São do mesmo typo os machados de diorite e de jade, descobertos em Argecilla e os que appareceram na caverna de Albuñol, Andaluzia[49]. Aqui porém encontraram-se dois, um inteiro e outro partido, mui differentes dos typos communs em Hespanha e Portugal. É possivel até que não sejam machados, mas outros instrumentos de pedra, conforme a opinião do sr. Gongora, que assim os denomina.

Alguns instrumentos se têem colligido em Portugal com a fórma curva, quasi de crescente ([fig. 23]). Na Commissão geologica conservam-se quatro d’estes instrumentos curvos de calcareo branco e molle, achados um em Mont’Abrão, e os outros tres nas immediações de Mafra, e tambem um fragmento egualmente de calcareo que parece de outro similhante objecto, fragmento encontrado na Casa da Moura, uma das grutas de Cesareda. Outro muito curvo, porém de diorite e de maiores dimensões, apparecido em Thomar, pertence hoje ás collecções do museu da Escola Polytechnica. É notavel esta fórma. Seriam picaretas?[50] Parece que os de Mafra, por serem de calcareo sem dureza, e portanto improprios para se empregarem como armas ou como instrumentos, teriam antes servido de insignias. Muitas facas de silex são tambem tão delgadas que talvez não tivessem outro fim. As que appareceram no concelho de Ancião partiram-se logo na occasião em que foram encontradas, por effeito dos choques que soffreram. O apparecerem algumas com objectos de bronze persuade até certo ponto a opinião, segundo a qual alguns d’estes objectos prehistoricos passariam de uma a outra idade, não com os usos que em principio tiveram, porém como emblemas, como symbolos sagrados, por trazerem á lembrança uma grande antiguidade ou os primordios da especie humana.

Não ha motivos para suppôr alguns dos objectos de osso, encontrados em Portugal nas estações prehistoricas, anteriores á epoca neolithica. Na casa da Moura, uma das cavernas da Cesareda, appareceram varios puncções, uma grande faca partida e um cabo de osso. A faca tem n’uma das faces uma excavação á maneira de meia cana, que é parte do canal medullar. O cabo não passa de um fragmento de um osso grande, cuja fórma natural aproveitaram sem o afeiçoarem. A superficie está desgastada pelo attrito da mão. Parece ter servido para encabar algum machado ou outro instrumento de pedra, da mesma sorte que empregavam para este mesmo fim as pontas de veado. E na Casa da Moura se encontrou tambem um cabo d’esta ultima especie ([fig. 24]). Similhantes ao outro de osso appareceram dois na Fonte da Ruptura em Setubal e um na Azambuja, perto da Penha de França. Todos se conservam no museu da Escola Polytechnica.

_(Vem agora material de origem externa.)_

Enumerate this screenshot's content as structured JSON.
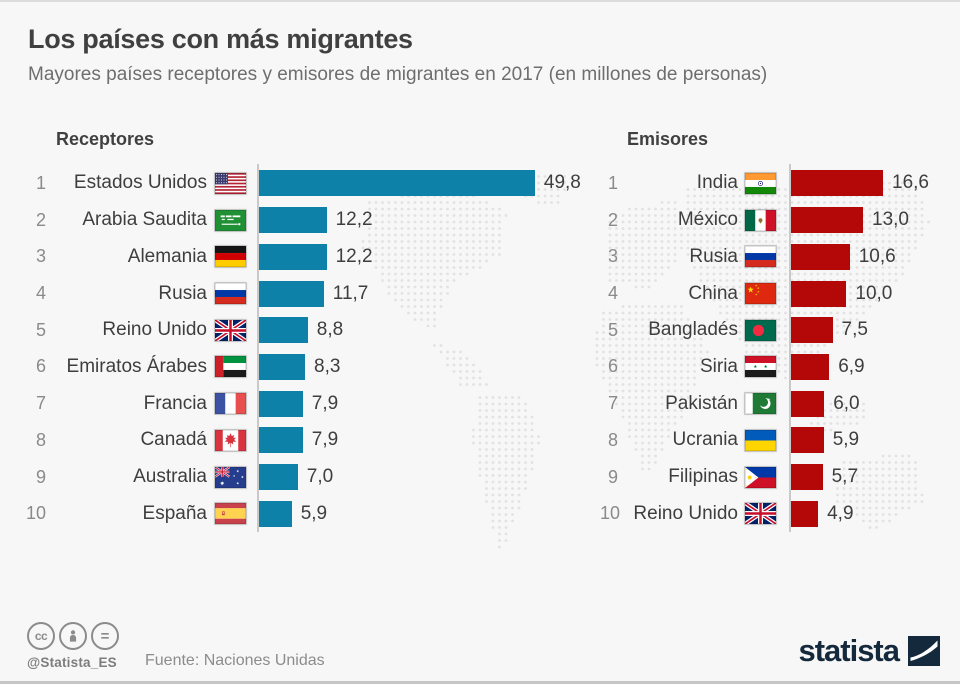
{
  "header": {
    "title": "Los países con más migrantes",
    "subtitle": "Mayores países receptores y emisores de migrantes en 2017 (en millones de personas)"
  },
  "chart_data": [
    {
      "type": "bar",
      "title": "Receptores",
      "orientation": "horizontal",
      "unit": "millones de personas",
      "year": "2017",
      "bar_color": "#0e81a9",
      "xlim": [
        0,
        62
      ],
      "grid": false,
      "rows": [
        {
          "rank": "1",
          "country": "Estados Unidos",
          "flag": "us",
          "value": 49.8,
          "label": "49,8"
        },
        {
          "rank": "2",
          "country": "Arabia Saudita",
          "flag": "sa",
          "value": 12.2,
          "label": "12,2"
        },
        {
          "rank": "3",
          "country": "Alemania",
          "flag": "de",
          "value": 12.2,
          "label": "12,2"
        },
        {
          "rank": "4",
          "country": "Rusia",
          "flag": "ru",
          "value": 11.7,
          "label": "11,7"
        },
        {
          "rank": "5",
          "country": "Reino Unido",
          "flag": "gb",
          "value": 8.8,
          "label": "8,8"
        },
        {
          "rank": "6",
          "country": "Emiratos Árabes",
          "flag": "ae",
          "value": 8.3,
          "label": "8,3"
        },
        {
          "rank": "7",
          "country": "Francia",
          "flag": "fr",
          "value": 7.9,
          "label": "7,9"
        },
        {
          "rank": "8",
          "country": "Canadá",
          "flag": "ca",
          "value": 7.9,
          "label": "7,9"
        },
        {
          "rank": "9",
          "country": "Australia",
          "flag": "au",
          "value": 7.0,
          "label": "7,0"
        },
        {
          "rank": "10",
          "country": "España",
          "flag": "es",
          "value": 5.9,
          "label": "5,9"
        }
      ]
    },
    {
      "type": "bar",
      "title": "Emisores",
      "orientation": "horizontal",
      "unit": "millones de personas",
      "year": "2017",
      "bar_color": "#b40708",
      "xlim": [
        0,
        30.5
      ],
      "grid": false,
      "rows": [
        {
          "rank": "1",
          "country": "India",
          "flag": "in",
          "value": 16.6,
          "label": "16,6"
        },
        {
          "rank": "2",
          "country": "México",
          "flag": "mx",
          "value": 13.0,
          "label": "13,0"
        },
        {
          "rank": "3",
          "country": "Rusia",
          "flag": "ru",
          "value": 10.6,
          "label": "10,6"
        },
        {
          "rank": "4",
          "country": "China",
          "flag": "cn",
          "value": 10.0,
          "label": "10,0"
        },
        {
          "rank": "5",
          "country": "Bangladés",
          "flag": "bd",
          "value": 7.5,
          "label": "7,5"
        },
        {
          "rank": "6",
          "country": "Siria",
          "flag": "sy",
          "value": 6.9,
          "label": "6,9"
        },
        {
          "rank": "7",
          "country": "Pakistán",
          "flag": "pk",
          "value": 6.0,
          "label": "6,0"
        },
        {
          "rank": "8",
          "country": "Ucrania",
          "flag": "ua",
          "value": 5.9,
          "label": "5,9"
        },
        {
          "rank": "9",
          "country": "Filipinas",
          "flag": "ph",
          "value": 5.7,
          "label": "5,7"
        },
        {
          "rank": "10",
          "country": "Reino Unido",
          "flag": "gb",
          "value": 4.9,
          "label": "4,9"
        }
      ]
    }
  ],
  "footer": {
    "license_handle": "@Statista_ES",
    "source": "Fuente: Naciones Unidas",
    "brand": "statista"
  },
  "icons": {
    "cc": "cc-circle-icon",
    "attribution": "person-circle-icon",
    "nd": "equals-circle-icon",
    "brand_mark": "statista-swoosh-icon",
    "background": "dotted-world-map"
  },
  "colors": {
    "receptor_bar": "#0e81a9",
    "emisor_bar": "#b40708",
    "background": "#f7f7f7",
    "axis_line": "#c9c9c9",
    "title_text": "#404040",
    "subtitle_text": "#6e6e6e",
    "brand_navy": "#15293c",
    "map_dots": "#e2e2e2"
  }
}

Na Fonte da Ruptura appareceram ossos transformados em puncções, algum ou alguns dos quaes, pelo grande comprimento, parecem de ave ribeirinha.

Fig. 24.

CABO DE OSSO DA CASA DA MOURA.

Estes instrumentos, designados pelo nome commum de puncções, ([fig. 25 e 26]) poderiam servir de pontas de frechas ou de dardos e para outros fins differentes. Apparecem com frequencia nas estações prehistoricas e todos os archeologos os conhecem. Pelo contrario deveria ter um fim certo e determinado um instrumento tambem de osso, apparecido na Fonte da Ruptura, em Setubal, e que não consta haver-se encontrado n’outras partes. É um osso macisso de fórma cylindrica, adelgaçado em metade do seu comprimento para se introduzir n’outro osso vasado, cuja capacidade interior corresponde áquella parte menos grossa do cylindro macisso.

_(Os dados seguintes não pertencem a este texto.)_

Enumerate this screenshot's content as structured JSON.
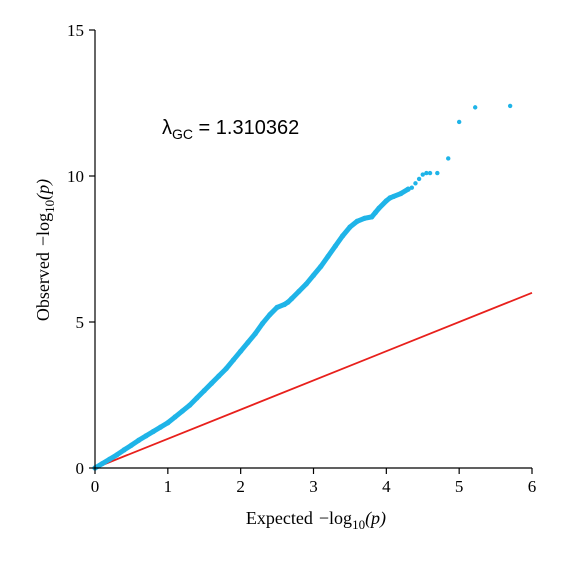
{
  "chart_data": {
    "type": "scatter",
    "title": "",
    "xlabel": {
      "prefix": "Expected",
      "minus": "−",
      "func": "log",
      "sub": "10",
      "arg": "(p)"
    },
    "ylabel": {
      "prefix": "Observed",
      "minus": "−",
      "func": "log",
      "sub": "10",
      "arg": "(p)"
    },
    "xlim": [
      0,
      6
    ],
    "ylim": [
      0,
      15
    ],
    "x_ticks": [
      "0",
      "1",
      "2",
      "3",
      "4",
      "5",
      "6"
    ],
    "y_ticks": [
      "0",
      "5",
      "10",
      "15"
    ],
    "grid": false,
    "annotation": {
      "symbol": "λ",
      "sub": "GC",
      "text": " = 1.310362"
    },
    "colors": {
      "points": "#1fb4e8",
      "reference_line": "#e8201c",
      "axes": "#000000"
    },
    "series": [
      {
        "kind": "points",
        "x": [
          0.0,
          0.1,
          0.2,
          0.3,
          0.4,
          0.5,
          0.6,
          0.7,
          0.8,
          0.9,
          1.0,
          1.1,
          1.2,
          1.3,
          1.4,
          1.5,
          1.6,
          1.7,
          1.8,
          1.9,
          2.0,
          2.1,
          2.2,
          2.3,
          2.4,
          2.5,
          2.6,
          2.65,
          2.7,
          2.8,
          2.9,
          3.0,
          3.1,
          3.2,
          3.3,
          3.4,
          3.5,
          3.6,
          3.7,
          3.8,
          3.85,
          3.9,
          4.0,
          4.05,
          4.1,
          4.2,
          4.3,
          4.35,
          4.4,
          4.45,
          4.5,
          4.55,
          4.6,
          4.7,
          4.85,
          5.0,
          5.22,
          5.7
        ],
        "y": [
          0.0,
          0.15,
          0.3,
          0.45,
          0.62,
          0.78,
          0.95,
          1.1,
          1.25,
          1.4,
          1.55,
          1.75,
          1.95,
          2.15,
          2.4,
          2.65,
          2.9,
          3.15,
          3.4,
          3.7,
          4.0,
          4.3,
          4.6,
          4.95,
          5.25,
          5.5,
          5.6,
          5.68,
          5.8,
          6.05,
          6.3,
          6.6,
          6.9,
          7.25,
          7.6,
          7.95,
          8.25,
          8.45,
          8.55,
          8.6,
          8.75,
          8.9,
          9.15,
          9.25,
          9.3,
          9.4,
          9.55,
          9.6,
          9.75,
          9.9,
          10.05,
          10.1,
          10.1,
          10.1,
          10.6,
          11.85,
          12.35,
          12.4
        ]
      },
      {
        "kind": "reference_line",
        "x": [
          0,
          6
        ],
        "y": [
          0,
          6
        ]
      }
    ]
  }
}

O sr. Pereira da Costa julga que este instrumento serviria para abrir furos em pelles. Collocadas as pelles sobre o orificio superior do cylindro vasado, facilmente se atravessariam pela parte mais delgada do cylindro macisso. Sería este ou outro o uso de tão singular objecto? Ninguem o saberá dizer hoje com certeza. Acharam-se na Fonte da Ruptura dois d’estes furadores. Chame-se-lhes assim interinamente.